The Italian white wine, Soave, hasn’t got the best of reputations: thin, acidic, cheap and nasty would be common descriptions – and, for some examples I have tasted, I would say that description is entirely justified.  So, why would I choose to open a bottle to accompany a starter of pan-fried scallops in ginger and garlic on a special occasion recently?  The answer: the majority of Soave you see on supermarket shelves is in no way typical of the flavours and quality of true Soave.

To find the good – I might even say great – bottles of Soave, firstly, you need to look for the word ‘Classico’ on the label.  Let me explain.

Like many of Italy’s famous name wines, Soave has suffered from its fame.  Many years ago, producers outside the area originally designated as Soave started to use the name illegally.  Sadly, the authorities did nothing to stop them and the practice spread until, eventually, Soave had expanded to 3 or 4 times its original area onto flat land completely unsuited to producing quality wine.

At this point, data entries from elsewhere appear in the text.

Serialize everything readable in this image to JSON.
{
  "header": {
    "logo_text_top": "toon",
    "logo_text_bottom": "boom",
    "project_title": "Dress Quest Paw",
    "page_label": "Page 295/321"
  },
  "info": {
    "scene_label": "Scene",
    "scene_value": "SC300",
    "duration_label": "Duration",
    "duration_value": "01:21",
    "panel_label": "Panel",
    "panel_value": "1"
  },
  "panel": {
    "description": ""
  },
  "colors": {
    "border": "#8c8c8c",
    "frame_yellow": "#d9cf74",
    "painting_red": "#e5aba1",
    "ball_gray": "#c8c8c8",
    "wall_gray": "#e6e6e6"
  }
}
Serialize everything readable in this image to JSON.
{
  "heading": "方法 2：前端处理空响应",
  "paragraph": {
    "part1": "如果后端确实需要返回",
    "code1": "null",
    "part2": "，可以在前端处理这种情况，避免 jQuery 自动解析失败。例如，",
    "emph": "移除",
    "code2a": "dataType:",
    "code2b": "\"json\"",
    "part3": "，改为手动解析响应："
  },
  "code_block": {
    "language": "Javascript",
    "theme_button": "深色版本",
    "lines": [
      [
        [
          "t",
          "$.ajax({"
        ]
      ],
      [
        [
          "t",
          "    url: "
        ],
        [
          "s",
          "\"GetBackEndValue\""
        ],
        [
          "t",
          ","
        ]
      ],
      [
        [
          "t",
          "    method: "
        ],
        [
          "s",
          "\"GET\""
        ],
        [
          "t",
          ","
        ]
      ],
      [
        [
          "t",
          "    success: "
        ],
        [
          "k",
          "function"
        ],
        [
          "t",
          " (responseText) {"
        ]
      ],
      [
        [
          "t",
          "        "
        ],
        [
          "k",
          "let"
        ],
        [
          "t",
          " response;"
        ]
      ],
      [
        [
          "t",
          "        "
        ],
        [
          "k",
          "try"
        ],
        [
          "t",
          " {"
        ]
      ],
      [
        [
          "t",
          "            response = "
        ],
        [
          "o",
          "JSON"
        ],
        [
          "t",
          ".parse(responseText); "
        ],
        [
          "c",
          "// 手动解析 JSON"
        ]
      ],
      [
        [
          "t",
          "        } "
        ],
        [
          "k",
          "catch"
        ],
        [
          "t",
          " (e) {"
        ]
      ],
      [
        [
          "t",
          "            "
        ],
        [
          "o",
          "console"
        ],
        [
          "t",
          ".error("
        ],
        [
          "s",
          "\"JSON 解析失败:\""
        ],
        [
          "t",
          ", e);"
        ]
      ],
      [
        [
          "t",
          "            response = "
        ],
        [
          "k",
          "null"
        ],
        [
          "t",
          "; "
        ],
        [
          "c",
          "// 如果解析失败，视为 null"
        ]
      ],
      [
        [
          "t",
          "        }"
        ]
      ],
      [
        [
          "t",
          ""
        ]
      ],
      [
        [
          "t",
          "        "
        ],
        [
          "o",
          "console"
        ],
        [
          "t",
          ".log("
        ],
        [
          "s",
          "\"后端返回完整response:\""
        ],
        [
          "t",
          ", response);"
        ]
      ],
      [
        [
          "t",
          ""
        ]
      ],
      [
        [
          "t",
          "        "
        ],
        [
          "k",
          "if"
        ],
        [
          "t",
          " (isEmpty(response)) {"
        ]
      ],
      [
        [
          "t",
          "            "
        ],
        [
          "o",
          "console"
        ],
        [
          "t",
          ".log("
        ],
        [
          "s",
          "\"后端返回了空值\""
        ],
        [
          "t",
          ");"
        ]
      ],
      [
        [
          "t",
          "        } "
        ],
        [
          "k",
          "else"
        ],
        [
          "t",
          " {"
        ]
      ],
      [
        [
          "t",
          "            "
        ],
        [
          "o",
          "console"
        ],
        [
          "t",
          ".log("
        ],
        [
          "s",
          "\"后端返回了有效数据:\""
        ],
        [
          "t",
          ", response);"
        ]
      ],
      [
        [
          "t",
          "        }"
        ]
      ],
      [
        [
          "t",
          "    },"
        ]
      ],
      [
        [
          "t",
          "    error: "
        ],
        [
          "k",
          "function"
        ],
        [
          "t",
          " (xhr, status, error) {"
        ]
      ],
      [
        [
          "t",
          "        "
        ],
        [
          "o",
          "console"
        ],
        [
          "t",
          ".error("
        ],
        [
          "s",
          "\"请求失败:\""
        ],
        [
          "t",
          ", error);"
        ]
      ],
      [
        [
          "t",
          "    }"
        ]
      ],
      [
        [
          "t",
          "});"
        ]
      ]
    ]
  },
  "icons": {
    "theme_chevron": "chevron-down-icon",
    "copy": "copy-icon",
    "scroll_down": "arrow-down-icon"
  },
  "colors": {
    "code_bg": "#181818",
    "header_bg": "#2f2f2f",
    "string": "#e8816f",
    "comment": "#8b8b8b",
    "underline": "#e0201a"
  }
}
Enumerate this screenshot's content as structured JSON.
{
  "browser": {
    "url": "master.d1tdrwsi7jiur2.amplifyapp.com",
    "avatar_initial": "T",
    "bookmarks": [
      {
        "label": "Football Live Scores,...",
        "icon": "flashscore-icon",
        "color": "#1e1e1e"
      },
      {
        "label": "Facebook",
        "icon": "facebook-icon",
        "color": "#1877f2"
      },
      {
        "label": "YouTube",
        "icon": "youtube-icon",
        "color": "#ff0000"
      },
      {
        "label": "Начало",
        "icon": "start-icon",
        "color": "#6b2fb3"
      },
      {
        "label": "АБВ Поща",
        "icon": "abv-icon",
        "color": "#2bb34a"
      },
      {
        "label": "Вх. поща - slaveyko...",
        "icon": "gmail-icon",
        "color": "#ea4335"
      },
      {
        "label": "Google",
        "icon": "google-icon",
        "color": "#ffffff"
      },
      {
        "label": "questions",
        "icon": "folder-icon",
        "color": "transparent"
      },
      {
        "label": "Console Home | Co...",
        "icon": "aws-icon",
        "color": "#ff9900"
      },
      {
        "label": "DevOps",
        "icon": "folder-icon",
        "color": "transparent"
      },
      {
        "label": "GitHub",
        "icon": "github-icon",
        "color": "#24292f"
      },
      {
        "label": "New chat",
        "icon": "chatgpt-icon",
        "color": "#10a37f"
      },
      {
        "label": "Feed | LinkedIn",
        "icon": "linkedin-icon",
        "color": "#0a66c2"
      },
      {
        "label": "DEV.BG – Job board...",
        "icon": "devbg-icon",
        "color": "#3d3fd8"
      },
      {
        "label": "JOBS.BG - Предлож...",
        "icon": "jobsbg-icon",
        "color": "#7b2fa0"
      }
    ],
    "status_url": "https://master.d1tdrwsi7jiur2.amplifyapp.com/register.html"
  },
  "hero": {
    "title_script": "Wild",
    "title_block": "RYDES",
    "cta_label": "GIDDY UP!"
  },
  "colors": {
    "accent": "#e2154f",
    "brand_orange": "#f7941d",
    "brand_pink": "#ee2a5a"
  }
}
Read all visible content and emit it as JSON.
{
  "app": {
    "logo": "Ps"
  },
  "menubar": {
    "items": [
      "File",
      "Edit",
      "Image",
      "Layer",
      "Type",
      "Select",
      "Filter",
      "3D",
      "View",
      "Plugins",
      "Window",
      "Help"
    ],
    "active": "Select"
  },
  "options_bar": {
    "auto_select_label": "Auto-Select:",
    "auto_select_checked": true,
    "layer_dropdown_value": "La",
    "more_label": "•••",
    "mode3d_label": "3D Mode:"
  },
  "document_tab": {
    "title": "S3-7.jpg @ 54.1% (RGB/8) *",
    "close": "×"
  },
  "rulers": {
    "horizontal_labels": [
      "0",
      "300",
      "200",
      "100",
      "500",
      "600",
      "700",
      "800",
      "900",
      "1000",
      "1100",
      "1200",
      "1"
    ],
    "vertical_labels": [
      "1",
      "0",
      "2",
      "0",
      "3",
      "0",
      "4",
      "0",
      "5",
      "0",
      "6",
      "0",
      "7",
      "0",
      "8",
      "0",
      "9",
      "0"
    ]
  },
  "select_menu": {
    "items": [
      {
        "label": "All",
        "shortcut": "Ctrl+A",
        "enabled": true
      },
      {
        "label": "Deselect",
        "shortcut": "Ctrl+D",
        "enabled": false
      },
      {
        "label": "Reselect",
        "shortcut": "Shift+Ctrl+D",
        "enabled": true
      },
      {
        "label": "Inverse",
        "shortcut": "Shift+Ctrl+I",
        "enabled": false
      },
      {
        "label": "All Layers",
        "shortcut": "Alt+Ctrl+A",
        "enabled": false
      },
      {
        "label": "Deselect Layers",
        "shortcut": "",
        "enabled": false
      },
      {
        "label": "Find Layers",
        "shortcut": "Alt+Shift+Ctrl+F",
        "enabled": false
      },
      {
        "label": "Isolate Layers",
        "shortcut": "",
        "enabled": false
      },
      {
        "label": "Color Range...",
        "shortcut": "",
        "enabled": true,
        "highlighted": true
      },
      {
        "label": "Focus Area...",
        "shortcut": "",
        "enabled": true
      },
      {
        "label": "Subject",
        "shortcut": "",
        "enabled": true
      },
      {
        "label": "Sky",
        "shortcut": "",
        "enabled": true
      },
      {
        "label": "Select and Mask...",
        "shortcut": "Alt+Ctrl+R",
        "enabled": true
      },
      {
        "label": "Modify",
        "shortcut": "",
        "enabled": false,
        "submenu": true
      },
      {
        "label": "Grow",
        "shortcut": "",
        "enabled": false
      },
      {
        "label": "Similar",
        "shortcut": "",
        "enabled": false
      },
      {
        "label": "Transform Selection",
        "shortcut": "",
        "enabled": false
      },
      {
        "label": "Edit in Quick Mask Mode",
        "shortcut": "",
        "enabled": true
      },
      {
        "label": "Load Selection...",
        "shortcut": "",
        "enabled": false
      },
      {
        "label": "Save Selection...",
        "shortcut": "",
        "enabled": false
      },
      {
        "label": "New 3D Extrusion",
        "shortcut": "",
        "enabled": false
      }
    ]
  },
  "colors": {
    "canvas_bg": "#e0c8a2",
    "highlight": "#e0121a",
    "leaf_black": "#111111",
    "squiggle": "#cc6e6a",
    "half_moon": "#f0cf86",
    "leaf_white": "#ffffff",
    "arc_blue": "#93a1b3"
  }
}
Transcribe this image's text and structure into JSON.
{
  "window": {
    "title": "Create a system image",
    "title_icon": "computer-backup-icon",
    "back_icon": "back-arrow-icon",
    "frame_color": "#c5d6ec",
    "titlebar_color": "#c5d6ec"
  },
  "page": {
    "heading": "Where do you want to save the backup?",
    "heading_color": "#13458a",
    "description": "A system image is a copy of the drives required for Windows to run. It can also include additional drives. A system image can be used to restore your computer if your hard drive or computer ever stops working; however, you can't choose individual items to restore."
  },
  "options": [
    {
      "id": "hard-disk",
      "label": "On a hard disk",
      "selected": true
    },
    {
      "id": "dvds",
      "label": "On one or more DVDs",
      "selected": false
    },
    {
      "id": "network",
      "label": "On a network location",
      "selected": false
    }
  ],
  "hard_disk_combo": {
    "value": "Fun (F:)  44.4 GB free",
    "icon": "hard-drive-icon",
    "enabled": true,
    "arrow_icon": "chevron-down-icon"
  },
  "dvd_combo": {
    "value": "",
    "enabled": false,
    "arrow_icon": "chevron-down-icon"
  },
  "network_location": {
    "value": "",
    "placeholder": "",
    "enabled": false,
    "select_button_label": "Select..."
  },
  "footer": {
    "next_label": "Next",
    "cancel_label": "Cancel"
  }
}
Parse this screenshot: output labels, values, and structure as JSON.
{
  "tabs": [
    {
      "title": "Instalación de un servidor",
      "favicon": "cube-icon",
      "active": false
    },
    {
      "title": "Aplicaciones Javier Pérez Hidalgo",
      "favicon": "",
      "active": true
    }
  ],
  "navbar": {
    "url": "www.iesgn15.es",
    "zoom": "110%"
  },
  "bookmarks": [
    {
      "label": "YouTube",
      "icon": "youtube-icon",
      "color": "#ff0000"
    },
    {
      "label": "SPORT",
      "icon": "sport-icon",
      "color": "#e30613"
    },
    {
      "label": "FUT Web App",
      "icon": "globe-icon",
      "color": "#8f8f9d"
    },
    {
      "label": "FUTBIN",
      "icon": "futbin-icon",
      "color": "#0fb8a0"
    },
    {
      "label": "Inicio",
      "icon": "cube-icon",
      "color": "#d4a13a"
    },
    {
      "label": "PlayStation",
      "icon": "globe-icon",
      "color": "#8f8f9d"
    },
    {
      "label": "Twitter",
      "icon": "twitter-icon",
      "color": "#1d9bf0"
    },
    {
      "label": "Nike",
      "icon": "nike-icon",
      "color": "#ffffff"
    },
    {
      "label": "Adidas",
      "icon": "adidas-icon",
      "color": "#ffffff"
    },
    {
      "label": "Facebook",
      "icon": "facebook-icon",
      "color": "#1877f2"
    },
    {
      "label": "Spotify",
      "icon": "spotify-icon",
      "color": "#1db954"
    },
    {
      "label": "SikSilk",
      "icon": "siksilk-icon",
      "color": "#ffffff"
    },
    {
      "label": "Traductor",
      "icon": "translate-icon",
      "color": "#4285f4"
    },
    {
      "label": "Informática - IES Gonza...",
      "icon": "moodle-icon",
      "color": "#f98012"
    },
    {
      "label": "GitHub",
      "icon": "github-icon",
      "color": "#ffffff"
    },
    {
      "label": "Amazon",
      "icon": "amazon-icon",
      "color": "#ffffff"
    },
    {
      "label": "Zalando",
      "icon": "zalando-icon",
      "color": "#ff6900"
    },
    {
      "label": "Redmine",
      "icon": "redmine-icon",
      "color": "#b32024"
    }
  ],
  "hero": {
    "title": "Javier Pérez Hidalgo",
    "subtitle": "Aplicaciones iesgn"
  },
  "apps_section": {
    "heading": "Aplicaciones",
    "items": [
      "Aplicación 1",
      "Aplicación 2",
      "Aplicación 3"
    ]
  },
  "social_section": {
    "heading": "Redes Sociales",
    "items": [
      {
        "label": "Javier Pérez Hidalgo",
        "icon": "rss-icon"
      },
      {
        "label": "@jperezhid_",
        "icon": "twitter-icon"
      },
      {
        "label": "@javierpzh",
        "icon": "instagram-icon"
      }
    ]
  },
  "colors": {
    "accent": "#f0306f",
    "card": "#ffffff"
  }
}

Eventually, the producers in the original area decided they had had enough and protested.  Yet, with a true Italian compromise, the authorities simply confirmed the use of the name Soave in the wider area.  The one concession – and a very important one – was that those producers in the hills that formed the original area were allowed to add the word ‘Classico’ on their labels.  Which makes that word key to finding the best Soaves.  The same word is important for finding quality in a number of other Italian famous names – Chianti, perhaps, the best known of all.

soave

But, back to Soave, and, for me, some of the best of the Classicos come from the producer, Pieropan.  Their top bottling is La Rocca (around £20 but worth it) with wonderful – almost white Burgundy – richness.  But, even their entry level wine, simply labelled Soave Classico (Avery’s £13.99), is a real treat and it was this that we opened – and loved – on our special occasion.

Yes, you pay rather more for a good Soave but isn’t life too short to drink ordinary wine?